海里が、深々とおばあ様に頭を下げていた。
その姿にハッとした。
海里は昔から変わらない。
僕を屋根裏部屋から救いだしてくれた時から。
海里は光を背負って、ある日突然現れた。
僕はあの日初めて、希望を知った。
光を受け止めた。
「海里さん、頭を上げて」
「……はい」
「瑠衣はね、もう……私の孫同然だと思っているわ。大切なのよ。もう瑠衣がいない世界なんて考えられない程、可愛いのよ」
「ありがとうございます」
嬉しくて、有り難くて、嬉し過ぎて。
言葉が出ない僕の代わりに、海里が恭しくおばあさまの手の甲にキスをした。
忠誠と信頼。
英国仕込みの海里の優美な仕草が、おばあ様の表情をうっとりさせる。
「まぁ、あなたは本当に王子さまのような人ね」
「いえ、そんな」
「守りたい人がいると、人は変わる。その言葉を思い出すわ」
「ありがとうございます」
おばあ様が、僕を呼ぶ。
「瑠衣、いらっしゃい」
「はい……おばあ様」
「あなたは幸せね。いいお兄様がいるのね」
「はい、海里は僕の大切な兄です」
公の場で……海里が兄だと、僕からはっきりと明言出来るなんて。
僕は妾腹で、海里は後妻の息子。
そんなことを、いつまでも気にして。
海里はとっくに垣根を越えてくれていたのに。
「瑠衣、嬉しいよ。兄と呼んでくれるのか」
「あぁ、海里は僕の兄さんだ」
僕と海里が涙を浮かべながら肩を抱き合う様子を、柊一さんとアーサー、おばあ様が目を細めて見守ってくれた。
「素直な気持ちになれば、世の中はシンプルね」
「はい! 本当に……」
人は皆、色々なものを背負って生きている。
人は『心』を持って生きている。
心を満たし豊かにしていけば、背負っているものも軽くなる。
「さぁ、あとはお若い人達で楽しみなさい。英国を満喫していってね。そして何度でもいらっしゃい!」
****
アーサーさんのおばあ様の言葉に、ハッとした。
そうだ、一度きりなどと決めつけない方がいい。
これから何度でもチャンスは巡ってくるのだ。
「海里さん」
「柊一」
「アーサー」
「瑠衣」
僕らは互いのパートナーの名を、呼び合った。
「俺たち、また集おうじゃないか」
「そうだな、まだまだこれからだ」
本当にその通りだ。
「はい、そうですね。僕もまた英国に来たいと思います」
瑠衣も続いてくれる。
「柊一さん、僕もまた日本に行きます」
「瑠衣、ぜひ、そうして欲しい」
英国と日本。
今はまだ気軽に行き来出来ない距離だが、きっとこの先の未来では、もっと便利になるだろう。
もっと同性の恋愛も、もっと自由になるだろう。
「あの、僕たちで共同の会社を立ち上げませんか」
僕の一言に皆、驚く。
「僕は帰国したら、冬郷家の当主として事業計画を練ります」
「柊一、一体何をするつもりだ?」
「これです」
ティーカップを持ち上げて、僕は微笑んだ。
「一杯の紅茶の幸せを、日本でも広めたいのです」
「紅茶の輸入か」
「紅茶の輸出か」
「はい! 僕たち四人だから出来ることだと思いません?」
「参ったな。
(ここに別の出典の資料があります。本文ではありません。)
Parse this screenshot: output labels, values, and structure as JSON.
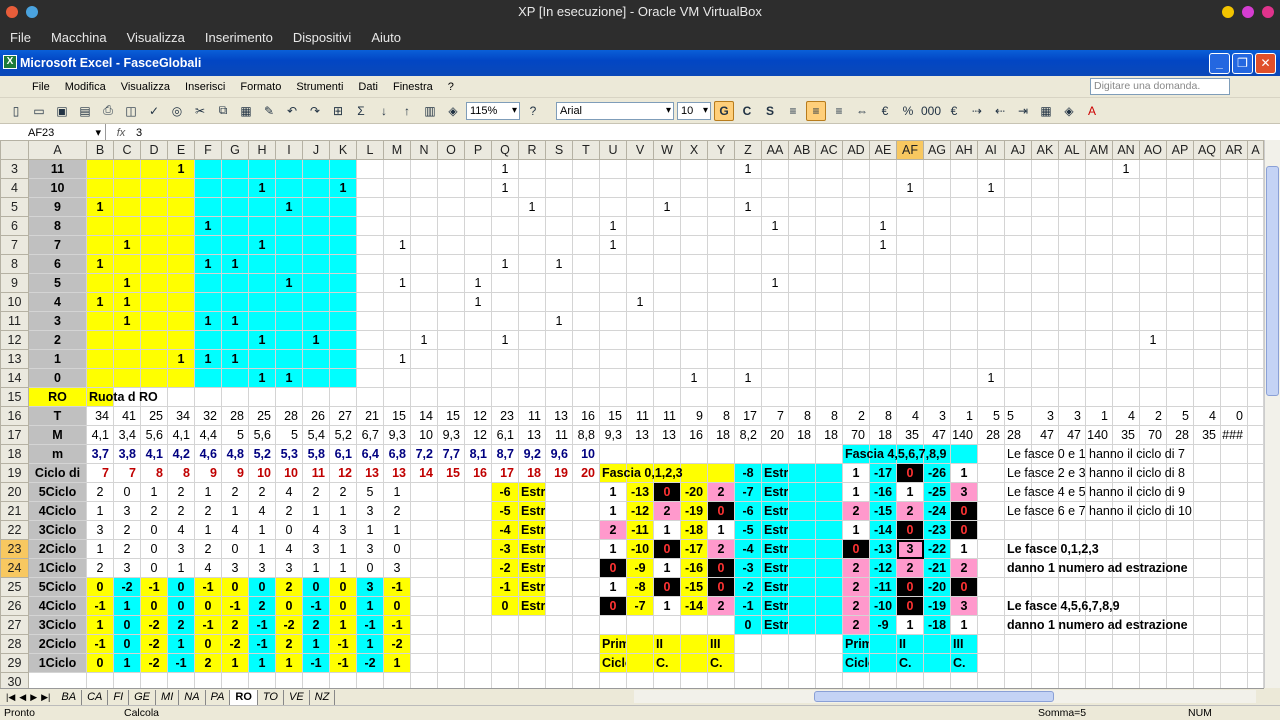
{
  "vbox": {
    "title": "XP [In esecuzione] - Oracle VM VirtualBox",
    "menu": [
      "File",
      "Macchina",
      "Visualizza",
      "Inserimento",
      "Dispositivi",
      "Aiuto"
    ]
  },
  "excel": {
    "title": "Microsoft Excel - FasceGlobali",
    "menu": [
      "File",
      "Modifica",
      "Visualizza",
      "Inserisci",
      "Formato",
      "Strumenti",
      "Dati",
      "Finestra",
      "?"
    ],
    "ask_placeholder": "Digitare una domanda.",
    "zoom": "115%",
    "font": "Arial",
    "font_size": "10",
    "bold": "G",
    "italic": "C",
    "underline": "S",
    "name_box": "AF23",
    "formula": "3"
  },
  "columns": [
    "A",
    "B",
    "C",
    "D",
    "E",
    "F",
    "G",
    "H",
    "I",
    "J",
    "K",
    "L",
    "M",
    "N",
    "O",
    "P",
    "Q",
    "R",
    "S",
    "T",
    "U",
    "V",
    "W",
    "X",
    "Y",
    "Z",
    "AA",
    "AB",
    "AC",
    "AD",
    "AE",
    "AF",
    "AG",
    "AH",
    "AI",
    "AJ",
    "AK",
    "AL",
    "AM",
    "AN",
    "AO",
    "AP",
    "AQ",
    "AR",
    "A"
  ],
  "rows": [
    {
      "n": "3",
      "c": {
        "A": "11",
        "E": "1",
        "Q": "1",
        "Z": "1",
        "AN": "1"
      }
    },
    {
      "n": "4",
      "c": {
        "A": "10",
        "H": "1",
        "K": "1",
        "Q": "1",
        "AF": "1",
        "AI": "1"
      }
    },
    {
      "n": "5",
      "c": {
        "A": "9",
        "B": "1",
        "I": "1",
        "R": "1",
        "W": "1",
        "Z": "1"
      }
    },
    {
      "n": "6",
      "c": {
        "A": "8",
        "F": "1",
        "U": "1",
        "AA": "1",
        "AE": "1"
      }
    },
    {
      "n": "7",
      "c": {
        "A": "7",
        "C": "1",
        "H": "1",
        "M": "1",
        "U": "1",
        "AE": "1"
      }
    },
    {
      "n": "8",
      "c": {
        "A": "6",
        "B": "1",
        "F": "1",
        "G": "1",
        "Q": "1",
        "S": "1"
      }
    },
    {
      "n": "9",
      "c": {
        "A": "5",
        "C": "1",
        "I": "1",
        "M": "1",
        "P": "1",
        "AA": "1"
      }
    },
    {
      "n": "10",
      "c": {
        "A": "4",
        "B": "1",
        "C": "1",
        "P": "1",
        "V": "1"
      }
    },
    {
      "n": "11",
      "c": {
        "A": "3",
        "C": "1",
        "F": "1",
        "G": "1",
        "S": "1"
      }
    },
    {
      "n": "12",
      "c": {
        "A": "2",
        "H": "1",
        "J": "1",
        "N": "1",
        "Q": "1",
        "AO": "1"
      }
    },
    {
      "n": "13",
      "c": {
        "A": "1",
        "E": "1",
        "F": "1",
        "G": "1",
        "M": "1"
      }
    },
    {
      "n": "14",
      "c": {
        "A": "0",
        "H": "1",
        "I": "1",
        "X": "1",
        "Z": "1",
        "AI": "1"
      }
    },
    {
      "n": "15",
      "c": {
        "A": "RO",
        "B": "Ruota d RO"
      }
    },
    {
      "n": "16",
      "c": {
        "A": "T",
        "B": "34",
        "C": "41",
        "D": "25",
        "E": "34",
        "F": "32",
        "G": "28",
        "H": "25",
        "I": "28",
        "J": "26",
        "K": "27",
        "L": "21",
        "M": "15",
        "N": "14",
        "O": "15",
        "P": "12",
        "Q": "23",
        "R": "11",
        "S": "13",
        "T": "16",
        "U": "15",
        "V": "11",
        "W": "11",
        "X": "9",
        "Y": "8",
        "Z": "17",
        "AA": "7",
        "AB": "8",
        "AC": "8",
        "AD": "2",
        "AE": "8",
        "AF": "4",
        "AG": "3",
        "AH": "1",
        "AI": "5",
        "AJ": "5",
        "AK": "3",
        "AL": "3",
        "AM": "1",
        "AN": "4",
        "AO": "2",
        "AP": "5",
        "AQ": "4",
        "AR": "0"
      }
    },
    {
      "n": "17",
      "c": {
        "A": "M",
        "B": "4,1",
        "C": "3,4",
        "D": "5,6",
        "E": "4,1",
        "F": "4,4",
        "G": "5",
        "H": "5,6",
        "I": "5",
        "J": "5,4",
        "K": "5,2",
        "L": "6,7",
        "M": "9,3",
        "N": "10",
        "O": "9,3",
        "P": "12",
        "Q": "6,1",
        "R": "13",
        "S": "11",
        "T": "8,8",
        "U": "9,3",
        "V": "13",
        "W": "13",
        "X": "16",
        "Y": "18",
        "Z": "8,2",
        "AA": "20",
        "AB": "18",
        "AC": "18",
        "AD": "70",
        "AE": "18",
        "AF": "35",
        "AG": "47",
        "AH": "140",
        "AI": "28",
        "AJ": "28",
        "AK": "47",
        "AL": "47",
        "AM": "140",
        "AN": "35",
        "AO": "70",
        "AP": "28",
        "AQ": "35",
        "AR": "###"
      }
    },
    {
      "n": "18",
      "c": {
        "A": "m",
        "B": "3,7",
        "C": "3,8",
        "D": "4,1",
        "E": "4,2",
        "F": "4,6",
        "G": "4,8",
        "H": "5,2",
        "I": "5,3",
        "J": "5,8",
        "K": "6,1",
        "L": "6,4",
        "M": "6,8",
        "N": "7,2",
        "O": "7,7",
        "P": "8,1",
        "Q": "8,7",
        "R": "9,2",
        "S": "9,6",
        "T": "10",
        "AD": "Fascia 4,5,6,7,8,9",
        "AJ": "Le fasce 0 e 1 hanno il ciclo di 7"
      }
    },
    {
      "n": "19",
      "c": {
        "A": "Ciclo di",
        "B": "7",
        "C": "7",
        "D": "8",
        "E": "8",
        "F": "9",
        "G": "9",
        "H": "10",
        "I": "10",
        "J": "11",
        "K": "12",
        "L": "13",
        "M": "13",
        "N": "14",
        "O": "15",
        "P": "16",
        "Q": "17",
        "R": "18",
        "S": "19",
        "T": "20",
        "U": "Fascia 0,1,2,3",
        "Z": "-8",
        "AA": "Estrazione",
        "AD": "1",
        "AE": "-17",
        "AF": "0",
        "AG": "-26",
        "AH": "1",
        "AJ": "Le fasce 2 e 3 hanno il ciclo di 8"
      }
    },
    {
      "n": "20",
      "c": {
        "A": "5Ciclo",
        "B": "2",
        "C": "0",
        "D": "1",
        "E": "2",
        "F": "1",
        "G": "2",
        "H": "2",
        "I": "4",
        "J": "2",
        "K": "2",
        "L": "5",
        "M": "1",
        "Q": "-6",
        "R": "Estrazione",
        "U": "1",
        "V": "-13",
        "W": "0",
        "X": "-20",
        "Y": "2",
        "Z": "-7",
        "AA": "Estrazione",
        "AD": "1",
        "AE": "-16",
        "AF": "1",
        "AG": "-25",
        "AH": "3",
        "AJ": "Le fasce 4 e 5 hanno il ciclo di 9"
      }
    },
    {
      "n": "21",
      "c": {
        "A": "4Ciclo",
        "B": "1",
        "C": "3",
        "D": "2",
        "E": "2",
        "F": "2",
        "G": "1",
        "H": "4",
        "I": "2",
        "J": "1",
        "K": "1",
        "L": "3",
        "M": "2",
        "Q": "-5",
        "R": "Estrazione",
        "U": "1",
        "V": "-12",
        "W": "2",
        "X": "-19",
        "Y": "0",
        "Z": "-6",
        "AA": "Estrazione",
        "AD": "2",
        "AE": "-15",
        "AF": "2",
        "AG": "-24",
        "AH": "0",
        "AJ": "Le fasce 6 e 7 hanno il ciclo di 10"
      }
    },
    {
      "n": "22",
      "c": {
        "A": "3Ciclo",
        "B": "3",
        "C": "2",
        "D": "0",
        "E": "4",
        "F": "1",
        "G": "4",
        "H": "1",
        "I": "0",
        "J": "4",
        "K": "3",
        "L": "1",
        "M": "1",
        "Q": "-4",
        "R": "Estrazione",
        "U": "2",
        "V": "-11",
        "W": "1",
        "X": "-18",
        "Y": "1",
        "Z": "-5",
        "AA": "Estrazione",
        "AD": "1",
        "AE": "-14",
        "AF": "0",
        "AG": "-23",
        "AH": "0"
      }
    },
    {
      "n": "23",
      "c": {
        "A": "2Ciclo",
        "B": "1",
        "C": "2",
        "D": "0",
        "E": "3",
        "F": "2",
        "G": "0",
        "H": "1",
        "I": "4",
        "J": "3",
        "K": "1",
        "L": "3",
        "M": "0",
        "Q": "-3",
        "R": "Estrazione",
        "U": "1",
        "V": "-10",
        "W": "0",
        "X": "-17",
        "Y": "2",
        "Z": "-4",
        "AA": "Estrazione",
        "AD": "0",
        "AE": "-13",
        "AF": "3",
        "AG": "-22",
        "AH": "1",
        "AJ": "Le fasce 0,1,2,3"
      }
    },
    {
      "n": "24",
      "c": {
        "A": "1Ciclo",
        "B": "2",
        "C": "3",
        "D": "0",
        "E": "1",
        "F": "4",
        "G": "3",
        "H": "3",
        "I": "3",
        "J": "1",
        "K": "1",
        "L": "0",
        "M": "3",
        "Q": "-2",
        "R": "Estrazione",
        "U": "0",
        "V": "-9",
        "W": "1",
        "X": "-16",
        "Y": "0",
        "Z": "-3",
        "AA": "Estrazione",
        "AD": "2",
        "AE": "-12",
        "AF": "2",
        "AG": "-21",
        "AH": "2",
        "AJ": "danno 1 numero ad estrazione"
      }
    },
    {
      "n": "25",
      "c": {
        "A": "5Ciclo",
        "B": "0",
        "C": "-2",
        "D": "-1",
        "E": "0",
        "F": "-1",
        "G": "0",
        "H": "0",
        "I": "2",
        "J": "0",
        "K": "0",
        "L": "3",
        "M": "-1",
        "Q": "-1",
        "R": "Estrazione",
        "U": "1",
        "V": "-8",
        "W": "0",
        "X": "-15",
        "Y": "0",
        "Z": "-2",
        "AA": "Estrazione",
        "AD": "2",
        "AE": "-11",
        "AF": "0",
        "AG": "-20",
        "AH": "0"
      }
    },
    {
      "n": "26",
      "c": {
        "A": "4Ciclo",
        "B": "-1",
        "C": "1",
        "D": "0",
        "E": "0",
        "F": "0",
        "G": "-1",
        "H": "2",
        "I": "0",
        "J": "-1",
        "K": "0",
        "L": "1",
        "M": "0",
        "Q": "0",
        "R": "Estrazione",
        "U": "0",
        "V": "-7",
        "W": "1",
        "X": "-14",
        "Y": "2",
        "Z": "-1",
        "AA": "Estrazione",
        "AD": "2",
        "AE": "-10",
        "AF": "0",
        "AG": "-19",
        "AH": "3",
        "AJ": "Le fasce 4,5,6,7,8,9"
      }
    },
    {
      "n": "27",
      "c": {
        "A": "3Ciclo",
        "B": "1",
        "C": "0",
        "D": "-2",
        "E": "2",
        "F": "-1",
        "G": "2",
        "H": "-1",
        "I": "-2",
        "J": "2",
        "K": "1",
        "L": "-1",
        "M": "-1",
        "Z": "0",
        "AA": "Estrazione",
        "AD": "2",
        "AE": "-9",
        "AF": "1",
        "AG": "-18",
        "AH": "1",
        "AJ": "danno 1 numero ad estrazione"
      }
    },
    {
      "n": "28",
      "c": {
        "A": "2Ciclo",
        "B": "-1",
        "C": "0",
        "D": "-2",
        "E": "1",
        "F": "0",
        "G": "-2",
        "H": "-1",
        "I": "2",
        "J": "1",
        "K": "-1",
        "L": "1",
        "M": "-2",
        "U": "Primo",
        "W": "II",
        "Y": "III",
        "AD": "Primo",
        "AF": "II",
        "AH": "III"
      }
    },
    {
      "n": "29",
      "c": {
        "A": "1Ciclo",
        "B": "0",
        "C": "1",
        "D": "-2",
        "E": "-1",
        "F": "2",
        "G": "1",
        "H": "1",
        "I": "1",
        "J": "-1",
        "K": "-1",
        "L": "-2",
        "M": "1",
        "U": "Ciclo",
        "W": "C.",
        "Y": "C.",
        "AD": "Ciclo",
        "AF": "C.",
        "AH": "C."
      }
    },
    {
      "n": "30",
      "c": {}
    },
    {
      "n": "31",
      "c": {}
    }
  ],
  "sheet_tabs": [
    "BA",
    "CA",
    "FI",
    "GE",
    "MI",
    "NA",
    "PA",
    "RO",
    "TO",
    "VE",
    "NZ"
  ],
  "active_tab": "RO",
  "status": {
    "ready": "Pronto",
    "calc": "Calcola",
    "sum": "Somma=5",
    "num": "NUM"
  },
  "colors": {
    "yellow": "#ffff00",
    "cyan": "#00ffff",
    "pink": "#ff99cc",
    "black": "#000000",
    "header_gray": "#c0c0c0",
    "blue_text": "#000080",
    "red_text": "#c00000"
  }
}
柊一、君はなかなかのやり手だ」
『Tea for Two』
英国の紅茶や雑貨を、日本でも取り扱いたい。
グレイ家の紅茶は、逸品だ。
それに瑠衣とアーサさんの世界、雪也の世界を深く知るきっかけになる。
「海里さん、そうしてもよろしいですか」
「もちろんだよ。俺の腕の中にいる柊一も冬郷家の当主として毅然立ち向かう柊一、どちらも最高だ」
海里さんが僕を抱きしめてくれる。
「あ、あの」
「柊一も羽ばたけ。俺も一緒だから安心しろ」
「はい!」
こんな大胆なことを思いついたのも、自信を持てるのも、全部海里さんが傍にいて下さるから。
英国に来て良かった。
眠っていた記憶と自信が蘇ってくる。
僕にもすべきことがある。
それが嬉しくて溜らない。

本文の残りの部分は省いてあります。